Somebody’s watching me

Older women often feel invisible in public, but in private there is often someone absorbing their every move.

 

There’s been an increase in interest in issues relating to older workers of late as the retirement age rises and many sectors experience skills shortages. Older women workers in particular. Several employers have rolled out menopause policies, for instance, and there has a been a rise in the number of returner policies and carer policies. Although these are not exclusively for women, women are still much more likely to be returners/carers. There are more and more articles on being older women in the papers too. This is owing to the fact that there’s a growing mass of women in the workforce, including in journalism, who are dealing with these things…although still way too few in any positions of authority.

I watched the film 20th Century Women at the weekend, much to the protests of my own son who wanted to play Monopoly again. It’s difficult to watch a film without interruptions in our house and I’m not sure I picked up what the director intended, but it made me feel profoundly sad and happy at the same time. Although it was about women at several stages of their lives, at its centre was an attempt to catalogue the life of a middle-aged mother from the point of view of her son. At one point the son reads his mother something from a feminist book about women feeling invisible at a certain age.

She rebuffs his attempts to psychoanalyse her, but the film is about seeing women, not just as objects or functions or whatever, but as interesting, complex individuals. At least that is what I took from it. And the fact that the person who sees the mother, the person who the film is supposedly by, is her son rather than a love interest.

Our children are the witnesses to our lives, whether willing or otherwise, and often absorb every aspect of our being, all our weaknesses and failings as well as the hopefully more positive stuff. When I first had children, my focus was on keeping them physically alive and well. As the years go by it has become more about psychological well being.
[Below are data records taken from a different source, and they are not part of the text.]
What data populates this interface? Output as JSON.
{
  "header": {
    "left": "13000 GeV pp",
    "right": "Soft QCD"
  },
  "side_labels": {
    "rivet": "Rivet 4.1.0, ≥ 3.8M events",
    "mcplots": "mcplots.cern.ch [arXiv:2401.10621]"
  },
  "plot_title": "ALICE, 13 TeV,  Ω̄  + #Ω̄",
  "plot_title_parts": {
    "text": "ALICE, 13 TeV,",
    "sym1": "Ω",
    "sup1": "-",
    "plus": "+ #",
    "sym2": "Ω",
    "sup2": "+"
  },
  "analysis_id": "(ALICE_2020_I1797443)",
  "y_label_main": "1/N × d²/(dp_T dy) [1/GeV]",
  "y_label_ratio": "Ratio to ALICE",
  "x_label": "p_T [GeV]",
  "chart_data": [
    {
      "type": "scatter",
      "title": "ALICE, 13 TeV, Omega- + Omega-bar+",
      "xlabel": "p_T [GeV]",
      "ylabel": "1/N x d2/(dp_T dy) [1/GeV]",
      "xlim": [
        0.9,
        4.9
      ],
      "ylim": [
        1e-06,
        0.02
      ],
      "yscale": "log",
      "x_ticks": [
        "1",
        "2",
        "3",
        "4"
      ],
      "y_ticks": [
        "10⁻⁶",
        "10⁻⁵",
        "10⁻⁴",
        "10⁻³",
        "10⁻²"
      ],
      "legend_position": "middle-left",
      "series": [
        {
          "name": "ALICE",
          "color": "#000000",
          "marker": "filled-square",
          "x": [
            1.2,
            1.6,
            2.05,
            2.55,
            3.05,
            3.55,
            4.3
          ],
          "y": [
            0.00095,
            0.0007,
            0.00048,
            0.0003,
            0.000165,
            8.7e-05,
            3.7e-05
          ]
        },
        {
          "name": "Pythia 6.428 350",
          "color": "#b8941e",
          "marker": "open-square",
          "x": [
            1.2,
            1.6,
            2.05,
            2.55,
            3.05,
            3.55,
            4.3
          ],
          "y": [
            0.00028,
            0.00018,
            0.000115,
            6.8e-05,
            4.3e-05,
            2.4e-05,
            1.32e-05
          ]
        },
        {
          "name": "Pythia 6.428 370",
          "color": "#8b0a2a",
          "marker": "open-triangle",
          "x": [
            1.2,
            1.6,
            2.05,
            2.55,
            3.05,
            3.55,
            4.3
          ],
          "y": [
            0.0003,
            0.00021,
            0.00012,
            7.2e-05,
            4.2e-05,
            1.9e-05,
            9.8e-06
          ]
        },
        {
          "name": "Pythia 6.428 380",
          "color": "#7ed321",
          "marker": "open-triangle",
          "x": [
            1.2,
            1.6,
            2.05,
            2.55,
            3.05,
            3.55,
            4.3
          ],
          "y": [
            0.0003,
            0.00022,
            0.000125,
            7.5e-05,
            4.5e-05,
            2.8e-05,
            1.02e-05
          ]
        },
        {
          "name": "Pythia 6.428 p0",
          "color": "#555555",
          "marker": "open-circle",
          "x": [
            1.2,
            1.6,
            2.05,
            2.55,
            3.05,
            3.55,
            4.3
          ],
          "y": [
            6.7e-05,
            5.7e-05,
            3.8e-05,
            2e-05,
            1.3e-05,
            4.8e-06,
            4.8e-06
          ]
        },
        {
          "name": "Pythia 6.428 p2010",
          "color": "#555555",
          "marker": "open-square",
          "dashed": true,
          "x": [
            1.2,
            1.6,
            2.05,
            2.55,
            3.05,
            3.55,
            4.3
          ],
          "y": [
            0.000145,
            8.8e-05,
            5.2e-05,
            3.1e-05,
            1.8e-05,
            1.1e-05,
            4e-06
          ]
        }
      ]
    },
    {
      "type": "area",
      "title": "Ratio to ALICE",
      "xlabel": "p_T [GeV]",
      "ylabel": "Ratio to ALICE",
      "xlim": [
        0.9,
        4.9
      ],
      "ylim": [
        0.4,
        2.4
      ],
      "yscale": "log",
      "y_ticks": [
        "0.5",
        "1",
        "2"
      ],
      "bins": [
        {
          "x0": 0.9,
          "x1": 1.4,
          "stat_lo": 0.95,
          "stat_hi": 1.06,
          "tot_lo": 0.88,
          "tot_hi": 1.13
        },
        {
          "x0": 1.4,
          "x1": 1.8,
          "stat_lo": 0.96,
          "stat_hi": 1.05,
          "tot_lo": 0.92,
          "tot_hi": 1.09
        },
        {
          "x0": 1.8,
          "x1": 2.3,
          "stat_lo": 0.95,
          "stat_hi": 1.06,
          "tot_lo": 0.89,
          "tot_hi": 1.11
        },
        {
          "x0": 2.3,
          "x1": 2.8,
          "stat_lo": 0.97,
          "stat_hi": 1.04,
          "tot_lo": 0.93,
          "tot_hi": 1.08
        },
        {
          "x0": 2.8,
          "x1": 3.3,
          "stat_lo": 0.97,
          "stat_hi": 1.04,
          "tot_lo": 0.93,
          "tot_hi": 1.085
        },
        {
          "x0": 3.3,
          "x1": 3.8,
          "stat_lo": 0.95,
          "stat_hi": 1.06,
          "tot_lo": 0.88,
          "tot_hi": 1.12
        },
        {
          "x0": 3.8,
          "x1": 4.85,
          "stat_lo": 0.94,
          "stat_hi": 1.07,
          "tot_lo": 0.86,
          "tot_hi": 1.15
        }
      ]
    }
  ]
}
At the same time I am still a person with layer on layer of experience, good and bad, who is responding to all the things that are happening now as well as all the things that happened before. These lie at the bottom of my brain like magma, bubbling under and ready to occasionally erupt into the present.

Those things you keep hidden from the public arena or the public arena doesn’t talk about, your children see them because they shape them too, even if they don’t realise it at the time and even if some see their parents more as a function than as people just like them only older. The responsibility is immense and unending.

I was talking to someone the other day whose daughter, like so many, is having mental health problems. She is in counselling and the counsellor got her daughter to list the things that ‘trigger’ her. Most of them related to her mum because her mum is so central to her life. They started with her mum being very emotional about things. But being emotional about things is what makes her mum her. How can you be anything other than who you are even if proximity can make some foibles irritating? Mother daughter relationships are so complex that what is all kinds of positive can also be all kinds of negative all at the same time.

We give ourselves such a hard time, but all we can do is our best in the circumstances.